Tag Archive | rest

Sunday With Spirit

Peaceful Transformation

Nothing is wrong in Kansas as far as I see,
And I must see it that way if I’m to survive.
Transformation of vision comes with some practice.
Things that I believe wrongly I’m free to dismiss.
All that I know I’m ready to sort and archive.
Everything I belong to becomes part of me.

There are people who care about me that I know.
It is not out of pretense that they express it.
Had I not thought that these people had it in them?
The light of my life force shines but ever so dim…
Much too often and too much for me to admit.
Is it time for what I hold to kindly let go?

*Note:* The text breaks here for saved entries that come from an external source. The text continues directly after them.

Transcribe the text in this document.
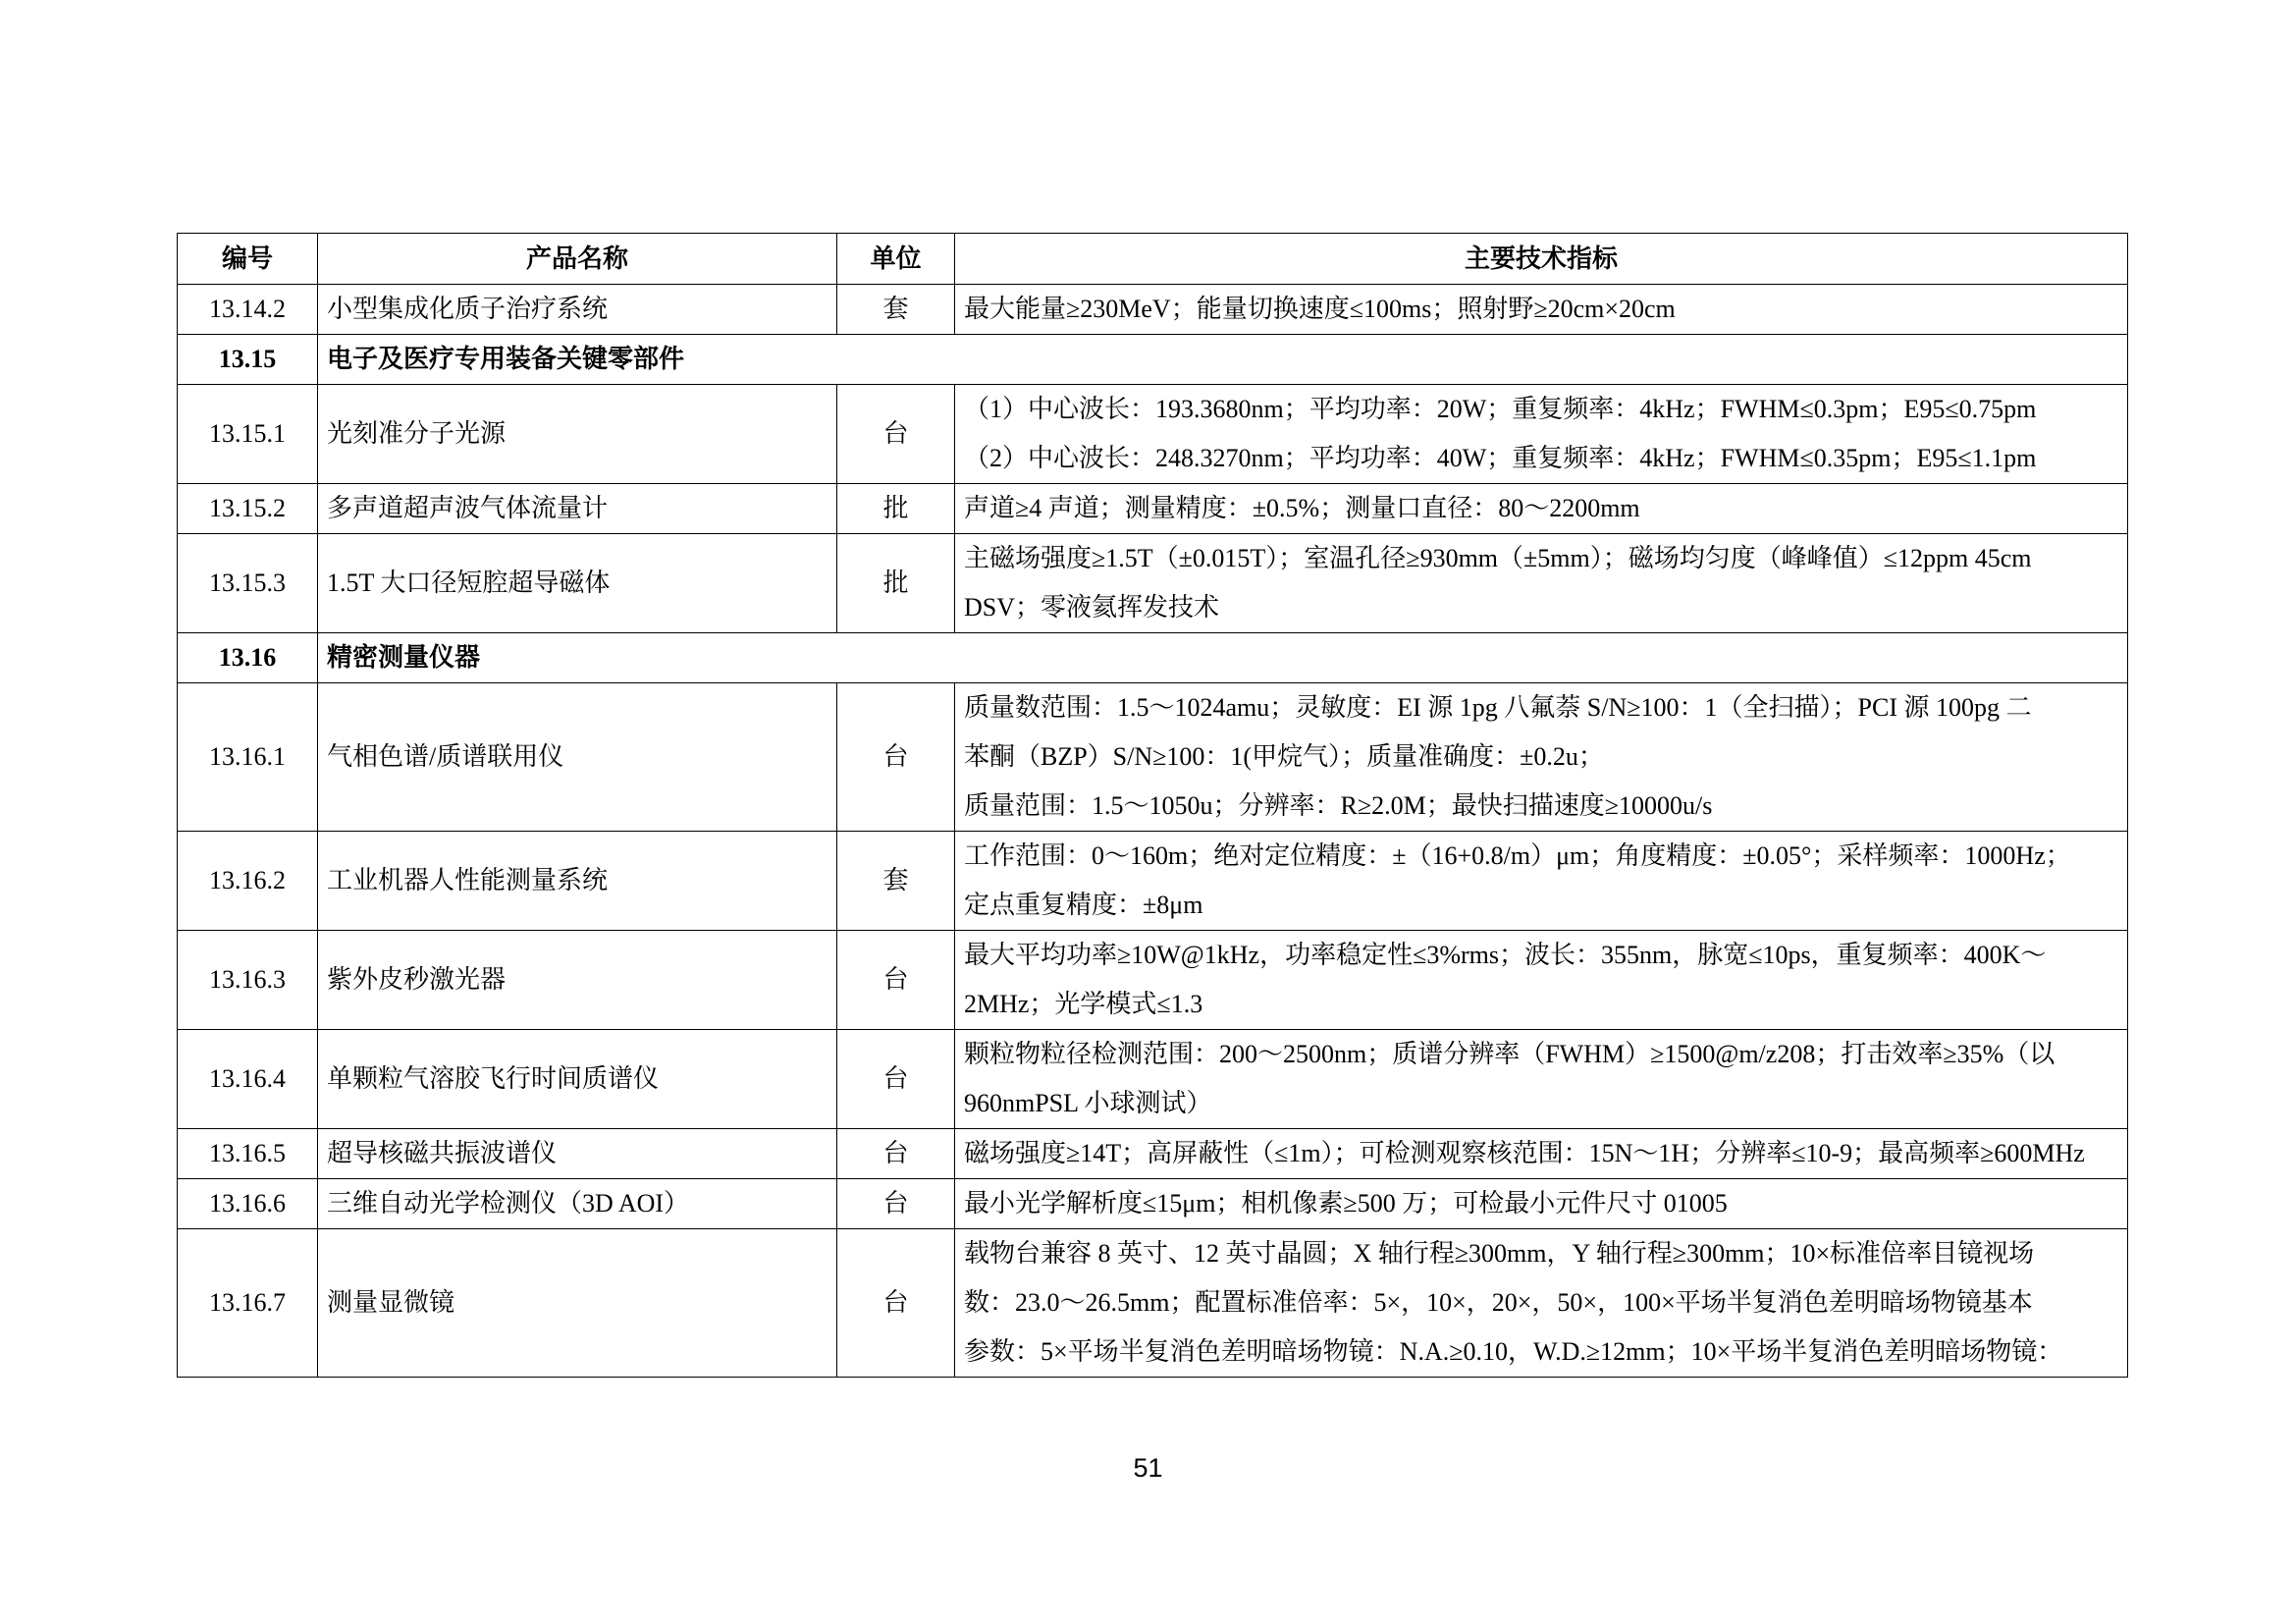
编号	产品名称	单位	主要技术指标
13.14.2	小型集成化质子治疗系统	套	最大能量≥230MeV；能量切换速度≤100ms；照射野≥20cm×20cm

13.15	电子及医疗专用装备关键零部件		
13.15.1	光刻准分子光源	台	（1）中心波长：193.3680nm；平均功率：20W；重复频率：4kHz；FWHM≤0.3pm；E95≤0.75pm
（2）中心波长：248.3270nm；平均功率：40W；重复频率：4kHz；FWHM≤0.35pm；E95≤1.1pm

13.15.2	多声道超声波气体流量计	批	声道≥4 声道；测量精度：±0.5%；测量口直径：80～2200mm

13.15.3	1.5T 大口径短腔超导磁体	批	主磁场强度≥1.5T（±0.015T）；室温孔径≥930mm（±5mm）；磁场均匀度（峰峰值）≤12ppm 45cm
DSV；零液氦挥发技术

13.16	精密测量仪器		
13.16.1	气相色谱/质谱联用仪	台	质量数范围：1.5～1024amu；灵敏度：EI 源 1pg 八氟萘 S/N≥100：1（全扫描）；PCI 源 100pg 二
苯酮（BZP）S/N≥100：1(甲烷气）；质量准确度：±0.2u；
质量范围：1.5～1050u；分辨率：R≥2.0M；最快扫描速度≥10000u/s

13.16.2	工业机器人性能测量系统	套	工作范围：0～160m；绝对定位精度：±（16+0.8/m）μm；角度精度：±0.05°；采样频率：1000Hz；
定点重复精度：±8μm

13.16.3	紫外皮秒激光器	台	最大平均功率≥10W@1kHz，功率稳定性≤3%rms；波长：355nm，脉宽≤10ps，重复频率：400K～
2MHz；光学模式≤1.3

13.16.4	单颗粒气溶胶飞行时间质谱仪	台	颗粒物粒径检测范围：200～2500nm；质谱分辨率（FWHM）≥1500@m/z208；打击效率≥35%（以
960nmPSL 小球测试）

13.16.5	超导核磁共振波谱仪	台	磁场强度≥14T；高屏蔽性（≤1m）；可检测观察核范围：15N～1H；分辨率≤10-9；最高频率≥600MHz

13.16.6	三维自动光学检测仪（3D AOI）	台	最小光学解析度≤15μm；相机像素≥500 万；可检最小元件尺寸 01005

13.16.7	测量显微镜	台	载物台兼容 8 英寸、12 英寸晶圆；X 轴行程≥300mm，Y 轴行程≥300mm；10×标准倍率目镜视场
数：23.0～26.5mm；配置标准倍率：5×，10×，20×，50×，100×平场半复消色差明暗场物镜基本
参数：5×平场半复消色差明暗场物镜：N.A.≥0.10，W.D.≥12mm；10×平场半复消色差明暗场物镜：
51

Awakened to the true love that does surround me,
Do I feel not deserving still due to my shame?
And can I show my sorrow, although it is true,
To myself and the universe? What can I do
To receive people’s love? Does this life that I claim
Have a sense of direction spiritually?

If my life had no guidance then would it be so
That I have many choices to throw me off track?
If I offer the question, my path I must know
At a much deeper level. It’s time I let go
Of constant self-undoing and never look back
At the life gone asunder played out long ago.

Desires

Sweetest Spices Of Life

I can create realities, each different
Than the other, and I don’t need anybody
Else to kindly agree with me. That’s up to me.
Satisfied I am mostly with all that I see.
Life has caused me to tell it just how it should be
In the way that it keeps me just shy of content.

Life, I know, hears what I say and feels what I feel,
Having had my acquaintance for so long by now.
Yet the question is always, Where am I in all
That I’ve asked since I’ve been here?
It hasn’t been small.

All that I need some help with is how to allow
Earth’s bounty to consume me in ways that are real.

All that I want I do not have, and it’s okay.
In the purest vibrational form they exist.
This day has been a good day. I learned a bit more
How to look at life not as a hard karmic chore
But a marvelous mission where souls may enlist.
Tomorrow I’ll do better than I did today.

Tonight’s rest is forthcoming. As I drift to sleep
I’ll attract nothing thought wise. This shell I vacate
To let forces of nature do as they are meant.
There’s no reason why I can’t be much more content
Than I was for today and maintain such a state.
I’ll start off on a good foot. My wholeness I’ll keep.